Critical Review: Armstrong World Industries (NYSE:AWI) vs. Construction Partners (NASDAQ:ROAD)

Armstrong World Industries (NYSE:AWIGet Free Report) and Construction Partners (NASDAQ:ROADGet Free Report) are both mid-cap construction companies, but which is the superior business? We will compare the two companies based on the strength of their risk, valuation, earnings, dividends, institutional ownership, profitability and analyst recommendations.

Analyst Ratings

This is a summary of current ratings and price targets for Armstrong World Industries and Construction Partners, as provided by MarketBeat.

Sell Ratings Hold Ratings Buy Ratings Strong Buy Ratings Rating Score
Armstrong World Industries 0 4 5 1 2.70
Construction Partners 0 4 3 1 2.63

Armstrong World Industries currently has a consensus target price of $211.86, suggesting a potential upside of 36.99%. Construction Partners has a consensus target price of $136.50, suggesting a potential upside of 19.87%. Given Armstrong World Industries’ stronger consensus rating and higher possible upside, research analysts clearly believe Armstrong World Industries is more favorable than Construction Partners.

Insider & Institutional Ownership

98.9% of Armstrong World Industries shares are held by institutional investors. Comparatively, 94.8% of Construction Partners shares are held by institutional investors. 1.0% of Armstrong World Industries shares are held by insiders. Comparatively, 15.7% of Construction Partners shares are held by insiders.
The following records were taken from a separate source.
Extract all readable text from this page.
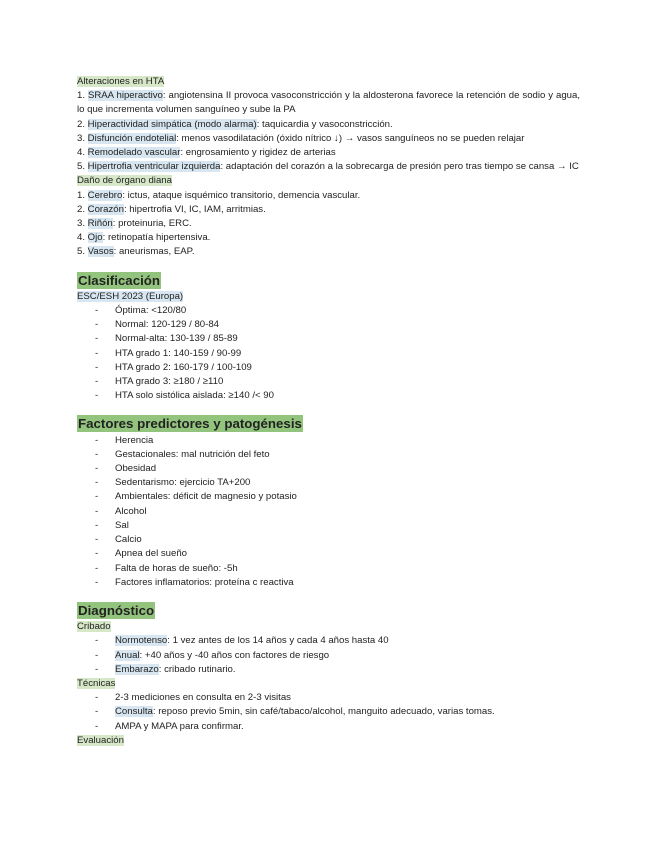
Alteraciones en HTA
1. SRAA hiperactivo: angiotensina II provoca vasoconstricción y la aldosterona favorece la retención de sodio y agua, lo que incrementa volumen sanguíneo y sube la PA
2. Hiperactividad simpática (modo alarma): taquicardia y vasoconstricción.
3. Disfunción endotelial: menos vasodilatación (óxido nítrico ↓) → vasos sanguíneos no se pueden relajar
4. Remodelado vascular: engrosamiento y rigidez de arterias
5. Hipertrofia ventricular izquierda: adaptación del corazón a la sobrecarga de presión pero tras tiempo se cansa → IC
Daño de órgano diana
1. Cerebro: ictus, ataque isquémico transitorio, demencia vascular.
2. Corazón: hipertrofia VI, IC, IAM, arritmias.
3. Riñón: proteinuria, ERC.
4. Ojo: retinopatía hipertensiva.
5. Vasos: aneurismas, EAP.
Clasificación
ESC/ESH 2023 (Europa)
- Óptima: <120/80
- Normal: 120-129 / 80-84
- Normal-alta: 130-139 / 85-89
- HTA grado 1: 140-159 / 90-99
- HTA grado 2: 160-179 / 100-109
- HTA grado 3: ≥180 / ≥110
- HTA solo sistólica aislada: ≥140 /< 90
Factores predictores y patogénesis
- Herencia
- Gestacionales: mal nutrición del feto
- Obesidad
- Sedentarismo: ejercicio TA+200
- Ambientales: déficit de magnesio y potasio
- Alcohol
- Sal
- Calcio
- Apnea del sueño
- Falta de horas de sueño: -5h
- Factores inflamatorios: proteína c reactiva
Diagnóstico
Cribado
- Normotenso: 1 vez antes de los 14 años y cada 4 años hasta 40
- Anual: +40 años y -40 años con factores de riesgo
- Embarazo: cribado rutinario.
Técnicas
- 2-3 mediciones en consulta en 2-3 visitas
- Consulta: reposo previo 5min, sin café/tabaco/alcohol, manguito adecuado, varias tomas.
- AMPA y MAPA para confirmar.
Evaluación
Strong institutional ownership is an indication that endowments, hedge funds and large money managers believe a stock will outperform the market over the long term.

Profitability

This table compares Armstrong World Industries and Construction Partners’ net margins, return on equity and return on assets.
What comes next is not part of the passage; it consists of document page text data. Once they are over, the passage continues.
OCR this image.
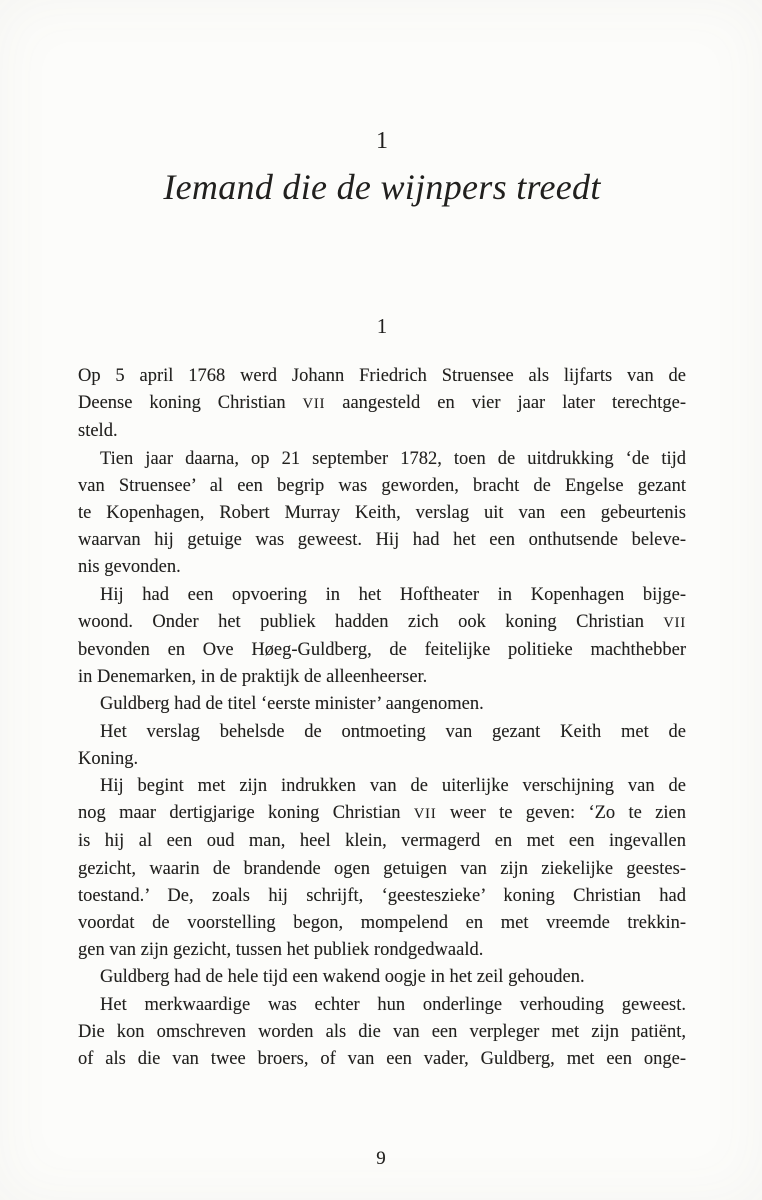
1
Iemand die de wijnpers treedt
1
Op 5 april 1768 werd Johann Friedrich Struensee als lijfarts van de
Deense koning Christian VII aangesteld en vier jaar later terechtge-
steld.
Tien jaar daarna, op 21 september 1782, toen de uitdrukking ‘de tijd
van Struensee’ al een begrip was geworden, bracht de Engelse gezant
te Kopenhagen, Robert Murray Keith, verslag uit van een gebeurtenis
waarvan hij getuige was geweest. Hij had het een onthutsende beleve-
nis gevonden.
Hij had een opvoering in het Hoftheater in Kopenhagen bijge-
woond. Onder het publiek hadden zich ook koning Christian VII
bevonden en Ove Høeg-Guldberg, de feitelijke politieke machthebber
in Denemarken, in de praktijk de alleenheerser.
Guldberg had de titel ‘eerste minister’ aangenomen.
Het verslag behelsde de ontmoeting van gezant Keith met de
Koning.
Hij begint met zijn indrukken van de uiterlijke verschijning van de
nog maar dertigjarige koning Christian VII weer te geven: ‘Zo te zien
is hij al een oud man, heel klein, vermagerd en met een ingevallen
gezicht, waarin de brandende ogen getuigen van zijn ziekelijke geestes-
toestand.’ De, zoals hij schrijft, ‘geesteszieke’ koning Christian had
voordat de voorstelling begon, mompelend en met vreemde trekkin-
gen van zijn gezicht, tussen het publiek rondgedwaald.
Guldberg had de hele tijd een wakend oogje in het zeil gehouden.
Het merkwaardige was echter hun onderlinge verhouding geweest.
Die kon omschreven worden als die van een verpleger met zijn patiënt,
of als die van twee broers, of van een vader, Guldberg, met een onge-
9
Net Margins Return on Equity Return on Assets
Armstrong World Industries 18.59% 36.71% 16.86%
Construction Partners 3.90% 15.22% 4.36%

Earnings & Valuation

This table compares Armstrong World Industries and Construction Partners”s top-line revenue, earnings per share and valuation.

Gross Revenue Price/Sales Ratio Net Income Earnings Per Share Price/Earnings Ratio
Armstrong World Industries $1.62 billion 4.07 $308.70 million $7.05 21.94
Construction Partners $2.81 billion 2.29 $101.78 million $2.28 49.94

Armstrong World Industries has higher earnings, but lower revenue than Construction Partners. Armstrong World Industries is trading at a lower price-to-earnings ratio than Construction Partners, indicating that it is currently the more affordable of the two stocks.

Volatility and Risk

Armstrong World Industries has a beta of 1.17, indicating that its share price is 17% more volatile than the S&P 500. Comparatively, Construction Partners has a beta of 0.88, indicating that its share price is 12% less volatile than the S&P 500.

Summary

Armstrong World Industries beats Construction Partners on 11 of the 14 factors compared between the two stocks.
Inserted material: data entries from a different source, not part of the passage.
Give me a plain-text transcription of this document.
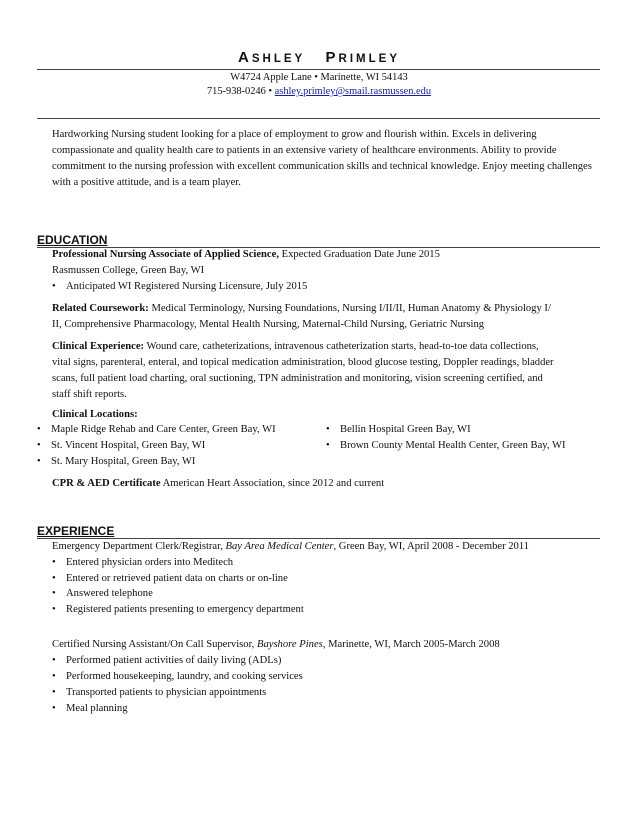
ASHLEY PRIMLEY
W4724 Apple Lane • Marinette, WI 54143
715-938-0246 • ashley.primley@smail.rasmussen.edu
Hardworking Nursing student looking for a place of employment to grow and flourish within. Excels in delivering compassionate and quality health care to patients in an extensive variety of healthcare environments. Ability to provide commitment to the nursing profession with excellent communication skills and technical knowledge. Enjoy meeting challenges with a positive attitude, and is a team player.
EDUCATION
Professional Nursing Associate of Applied Science, Expected Graduation Date June 2015
Rasmussen College, Green Bay, WI
• Anticipated WI Registered Nursing Licensure, July 2015
Related Coursework: Medical Terminology, Nursing Foundations, Nursing I/II/II, Human Anatomy & Physiology I/
II, Comprehensive Pharmacology, Mental Health Nursing, Maternal-Child Nursing, Geriatric Nursing
Clinical Experience: Wound care, catheterizations, intravenous catheterization starts, head-to-toe data collections,
vital signs, parenteral, enteral, and topical medication administration, blood glucose testing, Doppler readings, bladder
scans, full patient load charting, oral suctioning, TPN administration and monitoring, vision screening certified, and
staff shift reports.
Clinical Locations:
• Maple Ridge Rehab and Care Center, Green Bay, WI
• St. Vincent Hospital, Green Bay, WI
• St. Mary Hospital, Green Bay, WI
• Bellin Hospital Green Bay, WI
• Brown County Mental Health Center, Green Bay, WI
CPR & AED Certificate American Heart Association, since 2012 and current
EXPERIENCE
Emergency Department Clerk/Registrar, Bay Area Medical Center, Green Bay, WI, April 2008 - December 2011
• Entered physician orders into Meditech
• Entered or retrieved patient data on charts or on-line
• Answered telephone
• Registered patients presenting to emergency department
Certified Nursing Assistant/On Call Supervisor, Bayshore Pines, Marinette, WI, March 2005-March 2008
• Performed patient activities of daily living (ADLs)
• Performed housekeeping, laundry, and cooking services
• Transported patients to physician appointments
• Meal planning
About Armstrong World Industries

(Get Free Report)

Armstrong World Industries, Inc., together with its subsidiaries, engages in the design, manufacture, and sale of ceiling and wall solutions in the Americas. It operates through Mineral Fiber and Architectural Specialties segments. The company offers mineral fiber, fiberglass wool, metal, wood, felt, wood fiber, and glass-reinforced-gypsum; ceiling component products, such as ceiling perimeters and trims, as well as grid products that support drywall ceiling systems; ceilings, walls, and facades for use in commercial settings; and manufactures ceiling suspension system (grid) products. It serves commercial and residential construction markets, as well as renovation of existing buildings sectors. The company sells its products to resale distributors, ceiling system contractors, wholesalers, and retailers comprising large home centers. Armstrong World Industries, Inc. was founded in 1860 and is headquartered in Lancaster, Pennsylvania.

About Construction Partners

(Get Free Report)

Construction Partners, Inc., a civil infrastructure company, constructs and maintains roadways in Alabama, Florida, Georgia, North Carolina, South Carolina, and Tennessee. The company provides various products and services to public and private infrastructure projects, such as highways, roads, bridges, airports, and commercial and residential developments. It also engages in manufacturing and distributing hot mix asphalt (HMA) for internal use and sales to third parties in connection with construction projects; and paving activities, including the construction of roadway base layers and application of asphalt pavement. In addition, the company is involved in site development, including the installation of utility and drainage systems; mining aggregates, such as sand, gravel, and construction stones that are used as raw materials in the production of HMA; and distributing liquid asphalt cement for internal use and sales to third parties in connection with HMA production. The company was formerly known as SunTx CPI Growth Company, Inc. and changed its name to Construction Partners, Inc. in September 2017. Construction Partners, Inc. was founded in 2007 and is headquartered in Dothan, Alabama.